Kalın and Sullivan held a phone conversation, in which they discussed bilateral ties, regional issues like the Syrian Crisis, and ongoing developments in Libya and Iraq, as well as the fight against the COVID-19 pandemic.
They noted that the two allies need to base their relations on mutual respect and common interests.
They also emphasized the need for mutual efforts to solve the ongoing issues related to the Russian-made S-400 missile defense system and the F-35s through a constructive engagement.
Kalın reiterated Turkey’s determination and sensitivity about the fight against the YPG/PKK, Daesh and FETÖ terrorists, the statement added.
The U.S. has primarily partnered with the YPG in northeastern Syria in the anti-Daesh fight. On the other hand, Turkey strongly opposed the terrorist group’s presence in northern Syria, which has been a major sticking point in strained Turkey-U.S. relations. Ankara has long objected to the U.S.’ support for the YPG, a group that poses a threat to Turkey and terrorizes local people, destroying their homes and forcing them to flee.
Under the pretext of fighting Daesh, the U.S. has provided military training and given truckloads of military support to the YPG, despite its NATO ally’s security concerns. While underlining that a country cannot support one terrorist group to fight another, Turkey conducted its own counterterrorism operations, over the course of which it has managed to remove a significant number of terrorists from the region.
Kalın and Sullivan also discussed the recent attacks targeting civilians, as they noted that such aggression needs to be stopped at a time when the political process and constitutional talks are expected to be supported.
Meanwhile, the two sides also welcomed the political process and the vote of confidence the Libyan interim government received.
Ties between NATO allies Turkey and the U.S. were badly strained in 2019 over Ankara’s acquisition of the advanced S-400 Russian air defense system, prompting Washington to remove Turkey from its F-35 Lightning II jet program.
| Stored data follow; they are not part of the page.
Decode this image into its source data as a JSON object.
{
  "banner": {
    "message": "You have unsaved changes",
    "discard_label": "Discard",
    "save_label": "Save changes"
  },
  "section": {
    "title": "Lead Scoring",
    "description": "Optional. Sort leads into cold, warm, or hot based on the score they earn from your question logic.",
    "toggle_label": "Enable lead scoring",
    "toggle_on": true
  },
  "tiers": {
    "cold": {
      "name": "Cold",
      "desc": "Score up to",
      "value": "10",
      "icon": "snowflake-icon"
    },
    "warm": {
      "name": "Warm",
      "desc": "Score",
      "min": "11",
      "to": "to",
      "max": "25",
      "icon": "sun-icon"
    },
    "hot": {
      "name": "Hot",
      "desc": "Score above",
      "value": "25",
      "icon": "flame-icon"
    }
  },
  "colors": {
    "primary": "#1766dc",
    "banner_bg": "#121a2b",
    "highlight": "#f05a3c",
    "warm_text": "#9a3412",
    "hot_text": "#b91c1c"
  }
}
The U.S. argued that the system is incompatible with NATO systems and could be used by Russia to covertly obtain classified details on the Lockheed Martin F-35 jets. Turkey, however, insists that the S-400 would not be integrated into NATO systems and would not pose a threat to the alliance.
The Russian-made S-300 system, for instance, has been sold to 20 countries, including NATO member countries such as Bulgaria, Greece and Slovakia.
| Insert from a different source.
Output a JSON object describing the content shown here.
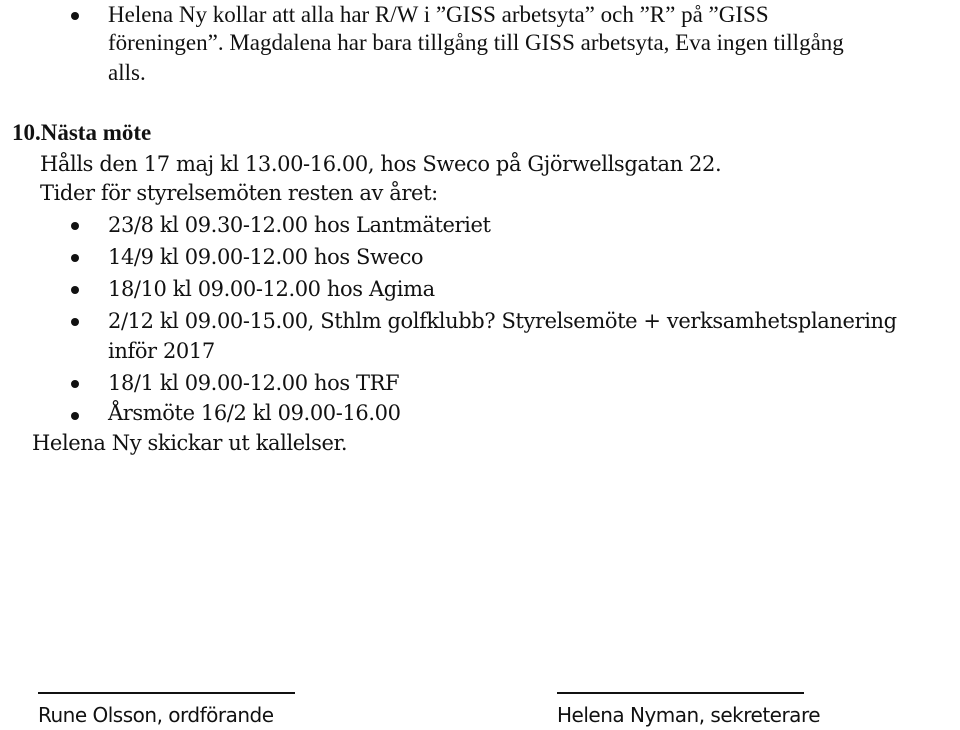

The S-300 system, completed in 1978, is designed to defend against short- and medium-range air attacks and is considered one of the world’s most powerful air defense systems.
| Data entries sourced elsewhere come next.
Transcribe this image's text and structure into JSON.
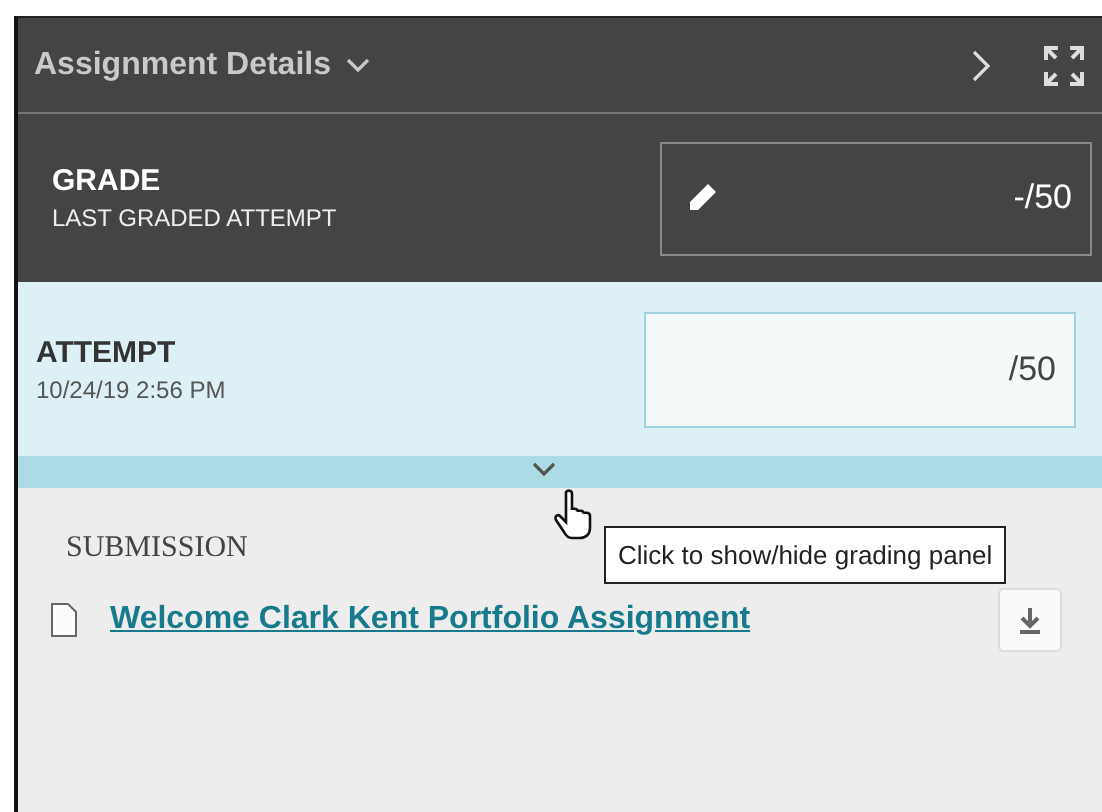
{
  "header": {
    "title": "Assignment Details"
  },
  "grade": {
    "label": "GRADE",
    "sublabel": "LAST GRADED ATTEMPT",
    "value": "-",
    "total": "/50"
  },
  "attempt": {
    "label": "ATTEMPT",
    "date": "10/24/19 2:56 PM",
    "total": "/50"
  },
  "tooltip": "Click to show/hide grading panel",
  "submission": {
    "heading": "SUBMISSION",
    "file": "Welcome Clark Kent Portfolio Assignment"
  }
}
In 1996, Greece signed a deal with Russia for the purchase of S-300s for deployment on Greek Cypriot soil.
These missiles could not be deployed in southern Cyprus as a result of Turkish pressure, but in 1998, they were deployed in Crete, whose strategic importance has been rising steadily.
Greece also signed new agreements with Russia in 1999 and 2004 to purchase TOR-M1 and OSA-AKM (SA-8B) medium – and low–altitude air defense systems.